2004, les attentats de Madrid

Redaction Ina le 07/03/2009 à 00:00. Dernière mise à jour le 18/08/2017 à 16:06.
Histoire et conflits Justice et faits divers
Les attentats de Madrid

Alors que Barcelone et Cambrils en Catalogne viennent de subir deux attentats, retour en mars 2004. Le 11 mars, plusieurs bombes explosaient dans des gares de Madrid, en Espagne. Cet attentat multiple qui s'était déroulé à une heure de pointe avait fait près de 200 morts et 1400 blessés. Retour sur les faits.

madridattentat

Ce qui s'est passé

Le matin du 11 mars 2004. Il est 7h00, les Madrilènes se pressent pour se rendre à leur travail. Les trains de banlieue sont bondés, c'est l'heure de pointe dans les gares de la capitale espagnole. Une journée de semaine qui commence les autres… Mais entre 7h37 et 7h55, le drame se produit. A la gare d'Atocha, trois bombes explosent. A celle d'El Pozo, deux. Une autre éclate en gare de Santa Eugenia. Un train encore situé à l'extérieur d'Atocha, à la Calle Tellez, est lui aussi touché : il contient quatre bombes. Par la suite, les forces de sécurité trouveront et désarmeront trois autres bombes, qui n'ont pas explosé.

Explosions de bombes dans trois gares madrilènes

La ville sous le choc

ETA…

Ces attaques constituent l'attentat le plus meurtrier commis sur le sol espagnol. En 1987, le groupe basque terroriste ETA tue 21 civils dans un supermarché de Barcelone. A qui attribuer alors cet attentat du 11 mars (le "11-M" comme l'appelleront par la suite les Espagnols) ? Dans un premier temps, la participation de l'ETA ne fait pas de doute, surtout pour le Premier Ministre de l'époque, Aznar. Sa première réaction est en effet de désigner très rapidement l'ETA comme coupable, le groupe terroriste ayant multiplié les actions avant la date fatidique. Mais le groupe indépendantiste basque ne frappe habituellement pas à cette échelle.
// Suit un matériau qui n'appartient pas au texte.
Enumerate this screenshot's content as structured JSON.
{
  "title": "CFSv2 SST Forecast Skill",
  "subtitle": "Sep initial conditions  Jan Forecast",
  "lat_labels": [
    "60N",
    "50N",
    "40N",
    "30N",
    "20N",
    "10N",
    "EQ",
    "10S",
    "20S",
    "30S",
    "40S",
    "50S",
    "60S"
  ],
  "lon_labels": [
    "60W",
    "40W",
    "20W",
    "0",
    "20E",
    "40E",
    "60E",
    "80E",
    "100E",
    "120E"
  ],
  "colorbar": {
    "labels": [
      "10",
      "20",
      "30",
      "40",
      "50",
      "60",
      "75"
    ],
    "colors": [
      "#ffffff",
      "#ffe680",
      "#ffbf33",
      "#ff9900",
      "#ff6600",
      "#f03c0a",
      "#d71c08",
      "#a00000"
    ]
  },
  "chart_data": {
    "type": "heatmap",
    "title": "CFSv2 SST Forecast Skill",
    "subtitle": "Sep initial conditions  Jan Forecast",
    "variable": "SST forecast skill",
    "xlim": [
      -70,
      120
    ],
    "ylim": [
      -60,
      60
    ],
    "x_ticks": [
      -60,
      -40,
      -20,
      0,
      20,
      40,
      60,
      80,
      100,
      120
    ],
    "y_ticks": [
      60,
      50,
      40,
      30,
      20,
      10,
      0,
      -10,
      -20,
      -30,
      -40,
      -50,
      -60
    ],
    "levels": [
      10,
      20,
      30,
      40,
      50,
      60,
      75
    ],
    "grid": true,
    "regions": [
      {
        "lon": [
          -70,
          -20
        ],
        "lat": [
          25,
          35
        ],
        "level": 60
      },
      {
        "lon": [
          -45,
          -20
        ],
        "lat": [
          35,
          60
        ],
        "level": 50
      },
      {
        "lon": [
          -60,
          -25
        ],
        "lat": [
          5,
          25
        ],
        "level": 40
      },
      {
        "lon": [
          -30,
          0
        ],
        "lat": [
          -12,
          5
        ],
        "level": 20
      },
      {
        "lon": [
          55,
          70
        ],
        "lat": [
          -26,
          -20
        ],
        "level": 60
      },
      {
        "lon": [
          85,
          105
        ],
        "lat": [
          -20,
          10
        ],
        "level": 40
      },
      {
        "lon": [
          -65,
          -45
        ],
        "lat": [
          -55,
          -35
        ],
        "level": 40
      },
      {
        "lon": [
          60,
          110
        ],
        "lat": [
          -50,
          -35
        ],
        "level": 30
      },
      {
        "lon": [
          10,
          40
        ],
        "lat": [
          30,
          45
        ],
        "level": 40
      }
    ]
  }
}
Et généralement, il prévient, quelques minutes avant ses attentats. Enfin, l'ETA dément toute implication à travers son biais traditionnel : le journal basque "Gara".
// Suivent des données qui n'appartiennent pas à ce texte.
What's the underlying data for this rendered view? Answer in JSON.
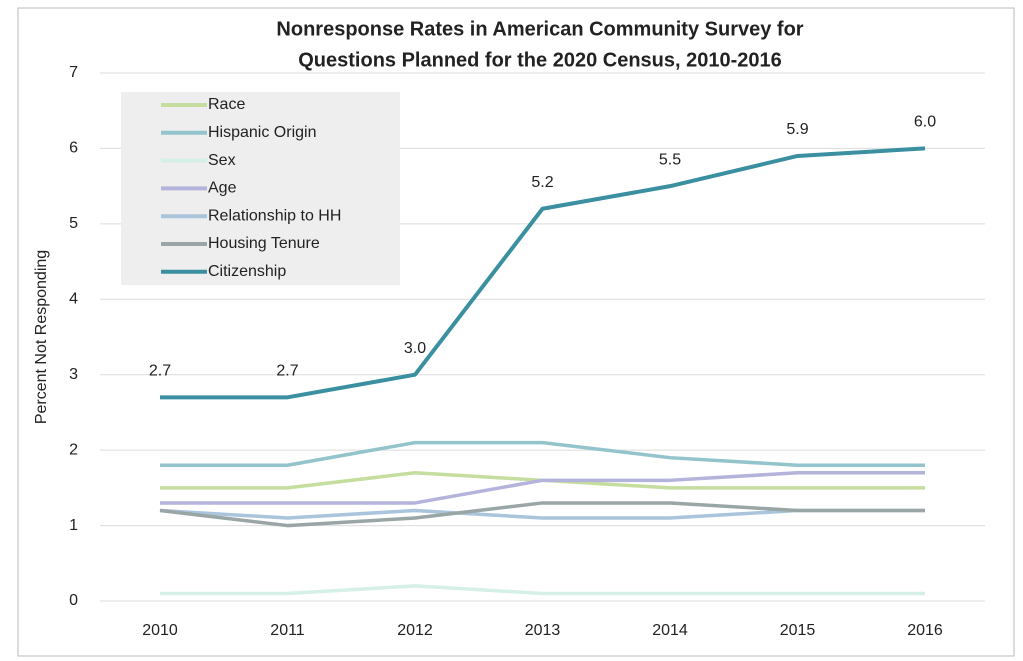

Pour protester contre le gouvernement Aznar accusé d'avoir manipulé l'opinon publique, les espagnols ont manifesté leur colère dans la rue et dans les urnes à l'occasion des élections législatives. 

… ou Al-Qaida ?

D'autres pistes sont alors évoquées : comme celles du réseau Al-Qaida ou d'un groupement islamiste indépendant. A la date du 15 mars, cette piste s'étoffe. Trois Marocains et deux Indiens sont déjà en garde à vue. Ils ont été trahis par le téléphone portable qui devait servir de déclencheur à une des bombes qui n'a pas explosé. De même, les autorités espagnoles ont reçu une revendication d'Al-Qaida sur cassette vidéo : la présence de l'armée espagnole en Irak serait la raison de cet attentat.
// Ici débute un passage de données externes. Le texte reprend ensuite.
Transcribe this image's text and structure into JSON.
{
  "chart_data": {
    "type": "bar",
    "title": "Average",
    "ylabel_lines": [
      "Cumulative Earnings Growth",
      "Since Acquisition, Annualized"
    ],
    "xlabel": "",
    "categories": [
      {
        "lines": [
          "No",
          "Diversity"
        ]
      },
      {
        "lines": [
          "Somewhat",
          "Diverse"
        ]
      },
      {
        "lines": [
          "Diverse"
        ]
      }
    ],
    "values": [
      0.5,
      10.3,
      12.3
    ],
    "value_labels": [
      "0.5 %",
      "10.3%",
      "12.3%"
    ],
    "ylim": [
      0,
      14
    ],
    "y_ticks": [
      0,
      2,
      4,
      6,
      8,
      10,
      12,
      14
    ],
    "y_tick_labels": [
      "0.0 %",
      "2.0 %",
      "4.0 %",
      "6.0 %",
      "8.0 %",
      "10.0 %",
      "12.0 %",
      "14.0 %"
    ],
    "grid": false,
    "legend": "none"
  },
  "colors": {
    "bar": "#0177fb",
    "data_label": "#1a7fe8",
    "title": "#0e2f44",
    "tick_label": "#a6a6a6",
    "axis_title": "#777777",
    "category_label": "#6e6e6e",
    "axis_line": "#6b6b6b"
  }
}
Avancée de l'enquête et arrestations

Déclaration d'Angel Acebes, le ministre de l'Intérieur espagnol sur l'enquête en cours

Le procès et son verdict

Du 15 février au 2 juillet 2007, se déroule à Madrid le procès des attentats du "11-M". Il aura fallu trois ans d'instruction. Auxquels s'ajoutent 5 mois de procès, donc, et 3 mois de délibération.

Le 31 octobre 2007, le verdict est enfin connu. "Mohamed l'Egyptien", présenté par l'accusation comme l'un des trois organisateurs de l'attaque, est acquitté. Les autres cerveaux présumés sont condamnés à 12 et 15 années d'emprisonnement. Une peine "légère" qui ne punit que leur appartenance à un groupe terroriste, dont le nom reste inconnu.

Ils ne seront pas reconnus comme organisateurs des attentats. Par contre, les Marocains Jamal Zougam et Othman El Gnaoui écopent de 42 922 et 42 924 années de prison chacun.

Ils sont considérés comme les membres du commando ayant posé les sacs bourrés d'explosifs. Sur 28 accusés, 7 seront acquittés. L'inexistence judiciaire d'un quelconque auteur intellectuel soulevant la tristesse et la colère des familles des victimes.